Sexuelle Gewalt – Falsche Heilige

04.12.2017

Der Fall James Levine zeigt: Sexuelle Gewalt tritt dort auf, wo sakrosankte Menschen in unangreifbaren Institutionen herrschen. Es ist an der Zeit, schmerzhafte Fragen zu stellen.

Auch bei James Levine ahnten es viele – wissen wollte es keiner. Das funktionierte beim gottgleich gesetzten Priester der heiligen Kirche wie beim kultisch verehrten Moderator der BBC – so, wie es bis jetzt bei Levine, the divine, funktioniert hat. Einen Mann wie Levine habe man nicht einfach zurückweisen können, hat der Junge von damals erzählt – es ist die Erzählung so vieler Opfer.

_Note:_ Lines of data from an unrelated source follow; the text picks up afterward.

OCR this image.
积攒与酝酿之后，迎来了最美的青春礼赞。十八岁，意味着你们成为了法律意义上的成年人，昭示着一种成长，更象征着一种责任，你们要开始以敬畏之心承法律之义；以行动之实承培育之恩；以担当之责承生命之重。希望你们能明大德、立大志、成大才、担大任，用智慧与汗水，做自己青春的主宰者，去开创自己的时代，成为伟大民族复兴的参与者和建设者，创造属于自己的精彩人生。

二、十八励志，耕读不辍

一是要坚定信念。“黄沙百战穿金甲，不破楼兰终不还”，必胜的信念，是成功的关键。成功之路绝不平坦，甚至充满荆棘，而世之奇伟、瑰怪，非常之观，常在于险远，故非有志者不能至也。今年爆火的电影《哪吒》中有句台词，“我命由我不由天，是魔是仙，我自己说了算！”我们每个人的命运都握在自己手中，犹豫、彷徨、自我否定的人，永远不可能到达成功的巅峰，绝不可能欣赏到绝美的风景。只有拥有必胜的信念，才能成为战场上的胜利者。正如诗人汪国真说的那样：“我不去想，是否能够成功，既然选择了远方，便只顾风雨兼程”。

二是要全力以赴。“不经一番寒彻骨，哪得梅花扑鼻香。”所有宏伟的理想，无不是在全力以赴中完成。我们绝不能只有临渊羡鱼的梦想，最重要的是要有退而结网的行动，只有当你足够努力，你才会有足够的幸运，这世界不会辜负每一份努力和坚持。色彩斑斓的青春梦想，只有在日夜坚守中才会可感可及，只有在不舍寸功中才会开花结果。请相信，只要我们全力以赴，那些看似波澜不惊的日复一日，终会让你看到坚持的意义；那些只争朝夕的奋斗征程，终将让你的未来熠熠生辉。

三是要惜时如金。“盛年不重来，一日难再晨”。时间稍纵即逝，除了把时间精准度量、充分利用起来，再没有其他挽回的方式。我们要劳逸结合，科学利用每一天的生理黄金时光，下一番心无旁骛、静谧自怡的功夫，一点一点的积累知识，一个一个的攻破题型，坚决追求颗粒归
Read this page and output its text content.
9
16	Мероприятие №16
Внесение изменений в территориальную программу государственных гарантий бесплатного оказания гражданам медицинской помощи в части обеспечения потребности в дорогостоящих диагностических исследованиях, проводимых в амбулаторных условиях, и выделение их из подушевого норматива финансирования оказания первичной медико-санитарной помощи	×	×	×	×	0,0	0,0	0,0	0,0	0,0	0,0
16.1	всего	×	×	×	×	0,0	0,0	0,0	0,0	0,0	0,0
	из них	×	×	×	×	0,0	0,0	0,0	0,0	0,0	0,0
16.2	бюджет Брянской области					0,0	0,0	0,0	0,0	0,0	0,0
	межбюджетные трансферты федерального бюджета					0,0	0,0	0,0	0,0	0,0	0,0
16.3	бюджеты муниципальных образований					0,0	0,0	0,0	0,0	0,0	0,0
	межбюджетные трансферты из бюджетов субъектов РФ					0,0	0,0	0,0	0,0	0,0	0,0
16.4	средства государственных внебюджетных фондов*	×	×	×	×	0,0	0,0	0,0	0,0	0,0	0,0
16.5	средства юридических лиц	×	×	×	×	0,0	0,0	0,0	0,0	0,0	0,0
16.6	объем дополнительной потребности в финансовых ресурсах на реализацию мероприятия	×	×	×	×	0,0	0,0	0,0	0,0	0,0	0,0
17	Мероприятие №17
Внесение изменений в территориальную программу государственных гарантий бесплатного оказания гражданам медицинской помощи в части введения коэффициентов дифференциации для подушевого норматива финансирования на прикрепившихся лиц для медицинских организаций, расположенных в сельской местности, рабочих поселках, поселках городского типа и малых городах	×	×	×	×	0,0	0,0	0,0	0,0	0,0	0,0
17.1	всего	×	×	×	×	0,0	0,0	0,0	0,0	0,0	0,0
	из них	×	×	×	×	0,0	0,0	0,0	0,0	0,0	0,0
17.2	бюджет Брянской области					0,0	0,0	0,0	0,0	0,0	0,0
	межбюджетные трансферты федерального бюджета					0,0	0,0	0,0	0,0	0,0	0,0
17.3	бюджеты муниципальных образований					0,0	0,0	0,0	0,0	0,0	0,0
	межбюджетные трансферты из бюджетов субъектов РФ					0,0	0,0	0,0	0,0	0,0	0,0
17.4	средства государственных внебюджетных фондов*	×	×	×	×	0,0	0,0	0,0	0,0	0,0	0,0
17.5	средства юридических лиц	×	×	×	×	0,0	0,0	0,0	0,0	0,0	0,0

So, wie man in der Kirche, der Odenwaldschule oder der BBC zwar tuschelte, aber nicht nachfragte, geschah das auch bei Levine; das wegschauende Halbwissen unterscheidet sich in den jeweiligen Milieus nur unwesentlich. Selbst die Abwehrreaktionen sind vergleichbar: Wenn Betroffene sich endlich trauen, den Mund aufzumachen, gilt es, die Kirche, die Reformpädagogik oder den freien, wilden Künstler gegen die Spießer zu verteidigen.